One would have to wonder how many of the original 13 Colonies would have signed on to the Constitution if they were told in 1787 that should they exercise their perceived right to leave that they would be invaded, with the resulting deaths of thousands of citizens, millions of dollars of property stolen or destroyed, and economic chaos which would depress their economies for nearly 100 years. My bet is that there would be no signatures placed on that document.

Of all Southerners, perhaps Jefferson Davis understood the costs of war if it should come. He had been both Secretary of War and a high ranking Senator. He could see the steep odds the South faced both economically and militarily should war come. He sought peace in both his famous Senate Farewell Speech and his 1st Inaugural Address in 1861.

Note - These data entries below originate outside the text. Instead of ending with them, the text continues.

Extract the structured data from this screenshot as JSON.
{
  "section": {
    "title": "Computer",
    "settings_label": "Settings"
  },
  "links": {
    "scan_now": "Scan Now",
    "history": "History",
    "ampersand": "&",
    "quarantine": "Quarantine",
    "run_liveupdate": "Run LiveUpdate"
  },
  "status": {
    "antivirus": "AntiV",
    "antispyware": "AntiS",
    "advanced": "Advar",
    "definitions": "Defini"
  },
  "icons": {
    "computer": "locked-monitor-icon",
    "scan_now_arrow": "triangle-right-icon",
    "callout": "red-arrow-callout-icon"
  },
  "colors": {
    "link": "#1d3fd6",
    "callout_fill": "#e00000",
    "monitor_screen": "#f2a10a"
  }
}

Southern leaders worked hard to pursue a peaceful separation. Conferences were set up for a lawful transfer of assets in areas under Confederate control. Virginia set up a Peace Conference to avoid war. Unfortunately, the Lincoln Administration would not work out an agreement on Ft. Sumter and several other installations. Ft. Sumter would become the flashpoint of the war. South Carolina demanded possession of the fort and offered to pay for it. Viewing themselves as a sovereign entity, they were not interested in another country militarily occupying a fort within their boundary. Through the offices of Secretary of State William Seward, the South relied on his promises that the fort would not be resupplied militarily and that the garrison would be removed. At the same time, President Lincoln covertly assembled a fleet to resupply Ft. Sumter. He was well aware of the crisis in Charleston and proceeded accordingly, thus negating Secretary of Seward’s assurances. He had shrewdly maneuvered the South into fighting and firing the first shot which certainly galvanized Northern public opinion towards war.

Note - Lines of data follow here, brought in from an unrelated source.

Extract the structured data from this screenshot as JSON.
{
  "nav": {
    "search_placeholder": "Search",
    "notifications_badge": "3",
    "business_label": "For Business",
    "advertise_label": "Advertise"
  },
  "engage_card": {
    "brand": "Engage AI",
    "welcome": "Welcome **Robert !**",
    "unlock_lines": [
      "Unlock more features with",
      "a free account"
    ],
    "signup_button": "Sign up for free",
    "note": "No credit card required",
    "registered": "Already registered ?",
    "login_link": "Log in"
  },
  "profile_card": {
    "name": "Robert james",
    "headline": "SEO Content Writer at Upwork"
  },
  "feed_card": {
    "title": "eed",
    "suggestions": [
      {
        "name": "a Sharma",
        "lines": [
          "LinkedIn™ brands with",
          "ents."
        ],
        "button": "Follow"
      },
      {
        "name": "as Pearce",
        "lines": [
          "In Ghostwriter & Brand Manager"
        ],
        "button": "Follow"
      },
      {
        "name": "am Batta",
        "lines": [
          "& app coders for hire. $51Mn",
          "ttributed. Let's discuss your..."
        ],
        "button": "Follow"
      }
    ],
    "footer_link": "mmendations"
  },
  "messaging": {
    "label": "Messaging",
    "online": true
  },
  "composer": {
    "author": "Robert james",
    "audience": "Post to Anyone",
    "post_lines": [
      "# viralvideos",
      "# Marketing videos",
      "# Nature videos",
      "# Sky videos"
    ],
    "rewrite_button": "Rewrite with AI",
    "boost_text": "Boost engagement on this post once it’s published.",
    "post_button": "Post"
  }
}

Everyone today knows that there was no peaceful secession. A tragic, terrible and costly war occurred. But one thing which today’s historians fail to address is what might have been the result of “peaceful secession”. I have seen a few guesses but here is a theory which you will never see in a textbook today but may have been quite feasible. Both countries would have continued to thrive politically and economically. Slavery would have ended on its own, certainly by the end of the century with advances in technology. Brazil was the last nation in the western hemisphere to end slavery in 1888 and like most nations, ended it peacefully. The North would have been forced through economic competition to drop its high tariff policies. The transition to the centralized, high tax state would certainly have been stalled. Perhaps most interesting, America’s intervention in World War I made it possible for the punishing Versailles Treaty, resentment to which led to the ascendency of Adolf Hitler and the Second World War. This might not have occurred if there were two nations. A reasonable settlement in Europe probably would have occurred. And probably, the commonality of interests between the United States and Confederate states may have led to a reunion.